Na zona inferior central destacam-se várias formas claras de tonalidades verdosas, cinzentas e azuladas. Estas manchas luminosas parecem emergir entre a escuridão do terreno e proporcionam ar à composição. A sua presença pode lembrar grandes folhas abertas, pedras iluminadas ou vegetação que recebe uma luz suave. Ao redor delas aparecem pequenos acentos amarelos e ocre que aumentam a variedade da paisagem e conferem uma sensação de vitalidade.
As áreas escuras do primeiro plano desempenham um papel fundamental. Não são espaços vazios, mas zonas profundas que sugerem cavidades entre a vegetação, sombras projetadas pelos arbustos ou recantos do terreno onde a luz mal consegue penetrar. Estes pretos amarelados e marrons intensos contrastam com os tons claros situados à sua volta, aumentando a sensação de relevo. Graças a essa alternância, a paisagem adquire uma presença física e parece avançar em direção ao espectador.
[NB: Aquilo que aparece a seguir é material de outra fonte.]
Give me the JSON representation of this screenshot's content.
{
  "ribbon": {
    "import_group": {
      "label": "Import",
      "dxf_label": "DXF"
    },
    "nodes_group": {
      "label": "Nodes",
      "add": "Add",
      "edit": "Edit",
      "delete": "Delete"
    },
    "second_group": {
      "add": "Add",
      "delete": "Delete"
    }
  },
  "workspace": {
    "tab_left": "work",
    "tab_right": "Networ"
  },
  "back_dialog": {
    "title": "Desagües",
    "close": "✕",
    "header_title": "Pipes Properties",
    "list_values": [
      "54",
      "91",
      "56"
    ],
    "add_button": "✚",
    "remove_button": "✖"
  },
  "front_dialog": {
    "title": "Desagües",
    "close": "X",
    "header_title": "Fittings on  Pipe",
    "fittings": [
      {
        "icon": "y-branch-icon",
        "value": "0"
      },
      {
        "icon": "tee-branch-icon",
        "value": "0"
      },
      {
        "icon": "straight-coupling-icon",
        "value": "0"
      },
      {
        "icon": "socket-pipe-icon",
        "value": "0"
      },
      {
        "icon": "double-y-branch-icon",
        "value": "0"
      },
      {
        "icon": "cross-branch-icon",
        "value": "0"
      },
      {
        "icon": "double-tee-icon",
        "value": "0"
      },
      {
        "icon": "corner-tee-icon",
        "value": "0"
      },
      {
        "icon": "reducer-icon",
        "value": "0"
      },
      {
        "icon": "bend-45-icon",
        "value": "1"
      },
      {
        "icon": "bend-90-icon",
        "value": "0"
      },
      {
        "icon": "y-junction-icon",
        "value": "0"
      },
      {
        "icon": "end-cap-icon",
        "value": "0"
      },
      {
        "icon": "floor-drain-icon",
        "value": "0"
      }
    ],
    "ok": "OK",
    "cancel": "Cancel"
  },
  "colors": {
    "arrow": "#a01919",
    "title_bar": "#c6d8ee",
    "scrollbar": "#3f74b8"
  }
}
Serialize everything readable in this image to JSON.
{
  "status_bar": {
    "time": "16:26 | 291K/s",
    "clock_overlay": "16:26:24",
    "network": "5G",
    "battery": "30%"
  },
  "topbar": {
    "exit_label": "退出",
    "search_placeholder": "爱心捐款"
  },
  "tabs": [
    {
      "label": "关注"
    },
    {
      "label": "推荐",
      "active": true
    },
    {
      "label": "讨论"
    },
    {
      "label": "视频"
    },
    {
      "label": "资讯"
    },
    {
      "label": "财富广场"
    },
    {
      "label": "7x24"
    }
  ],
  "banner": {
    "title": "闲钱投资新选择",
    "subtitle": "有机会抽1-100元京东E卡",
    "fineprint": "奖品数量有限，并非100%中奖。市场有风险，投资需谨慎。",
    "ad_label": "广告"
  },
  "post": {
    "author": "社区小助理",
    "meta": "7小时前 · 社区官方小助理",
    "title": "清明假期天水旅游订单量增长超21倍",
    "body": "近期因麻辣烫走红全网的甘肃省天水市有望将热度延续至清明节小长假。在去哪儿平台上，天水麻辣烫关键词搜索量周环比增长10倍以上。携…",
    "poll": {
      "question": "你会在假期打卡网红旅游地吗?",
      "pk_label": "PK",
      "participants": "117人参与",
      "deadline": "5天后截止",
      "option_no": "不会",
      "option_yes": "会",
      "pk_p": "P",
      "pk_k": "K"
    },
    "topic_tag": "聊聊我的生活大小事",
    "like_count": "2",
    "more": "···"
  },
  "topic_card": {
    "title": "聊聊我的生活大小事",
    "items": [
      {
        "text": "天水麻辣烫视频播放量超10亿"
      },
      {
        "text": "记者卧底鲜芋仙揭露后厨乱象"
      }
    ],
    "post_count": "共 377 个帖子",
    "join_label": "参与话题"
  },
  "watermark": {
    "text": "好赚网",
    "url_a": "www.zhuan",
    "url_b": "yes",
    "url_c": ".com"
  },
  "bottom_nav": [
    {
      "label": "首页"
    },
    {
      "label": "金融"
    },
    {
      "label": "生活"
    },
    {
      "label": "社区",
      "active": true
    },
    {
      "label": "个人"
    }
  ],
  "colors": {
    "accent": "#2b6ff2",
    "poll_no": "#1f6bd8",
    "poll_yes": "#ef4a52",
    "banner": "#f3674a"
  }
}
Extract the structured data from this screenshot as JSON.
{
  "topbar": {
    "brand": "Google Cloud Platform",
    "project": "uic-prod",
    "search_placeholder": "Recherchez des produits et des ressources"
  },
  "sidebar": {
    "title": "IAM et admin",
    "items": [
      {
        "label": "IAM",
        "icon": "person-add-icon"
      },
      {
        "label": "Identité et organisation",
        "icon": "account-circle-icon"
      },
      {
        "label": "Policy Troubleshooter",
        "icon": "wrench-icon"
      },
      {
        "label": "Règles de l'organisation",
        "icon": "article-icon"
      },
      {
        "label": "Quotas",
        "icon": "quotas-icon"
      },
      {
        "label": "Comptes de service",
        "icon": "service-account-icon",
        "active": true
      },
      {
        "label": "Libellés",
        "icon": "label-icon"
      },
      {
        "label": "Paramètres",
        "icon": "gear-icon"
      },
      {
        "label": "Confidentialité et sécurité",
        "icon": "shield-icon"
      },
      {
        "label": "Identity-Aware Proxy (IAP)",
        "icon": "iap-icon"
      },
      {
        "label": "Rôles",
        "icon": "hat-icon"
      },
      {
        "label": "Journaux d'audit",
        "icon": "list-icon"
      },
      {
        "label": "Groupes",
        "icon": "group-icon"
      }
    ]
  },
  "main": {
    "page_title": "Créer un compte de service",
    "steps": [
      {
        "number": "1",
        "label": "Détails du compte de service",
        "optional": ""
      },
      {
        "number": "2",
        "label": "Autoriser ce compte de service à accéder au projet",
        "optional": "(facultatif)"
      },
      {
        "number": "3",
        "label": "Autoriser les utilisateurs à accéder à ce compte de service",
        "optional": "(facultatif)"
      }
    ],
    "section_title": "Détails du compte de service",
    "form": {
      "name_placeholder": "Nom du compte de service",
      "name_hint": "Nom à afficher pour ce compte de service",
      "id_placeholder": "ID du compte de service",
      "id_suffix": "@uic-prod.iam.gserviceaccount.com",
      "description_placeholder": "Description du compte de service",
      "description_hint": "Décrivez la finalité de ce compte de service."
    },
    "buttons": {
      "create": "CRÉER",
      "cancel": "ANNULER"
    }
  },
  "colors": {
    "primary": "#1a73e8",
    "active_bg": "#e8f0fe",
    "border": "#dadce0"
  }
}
Do lado esquerdo concentra-se uma ampla massa vegetal que sobe desde a parte inferior até alcançar a zona superior. O seu volume é formado por verdes profundos, cinzas, ocre e pequenos destaks amarelados. Esta acumulação pode interpretarse como uma encosta coberta de árvores e matagais, cuja densidade impede distinguir com clareza os elementos individuais. A presença desta zona elevada aporta estabilidade e serve como um poderoso ponto de apoio visual.
Perto do extremo superior esquerdo aparecem várias formas verticais que podem lembrar troncos, rochas ou construções antigas parcialmente ocultas pela vegetação. Suas silhuetas emergem entre os verdes e os marrons como vestígios de uma presença distante. A indefinição destes elementos desperta a imaginação, pois poderiam pertencer tanto à natureza como a uma intervenção humana lentamente absorvida pelo ambiente. Esta ambiguidade confere à paisagem uma dimensão misteriosa e narrativa.
A vegetação do lado esquerdo desce em direção ao centro mediante uma sucessão de formas diagonais. Verdes escuros, azulados e amarelados misturam-se, criando a impressão de uma inclinação abrupta. Entre estas massas aparecem pequenas zonas luminosas que sugerem clareiras, trilhas ou superfícies atingidas pela luz. O olhar avança seguindo estes contrastes até encontrar o espaço mais aberto da zona central.
No centro da composição percebe-se uma abertura que parece conduzir para a distância. As cores tornam-se mais claras e surgem verdes suaves, cinzas prateados, cremes e amarelos apagados. Esta zona pode interpretar-se como um caminho sinuoso, um pequeno leito ou uma faixa de terreno que atravessa o vale. O seu percurso não está totalmente definido, o que permite que o espetador imagine diferentes possibilidades e se adentre mentalmente no paisaje.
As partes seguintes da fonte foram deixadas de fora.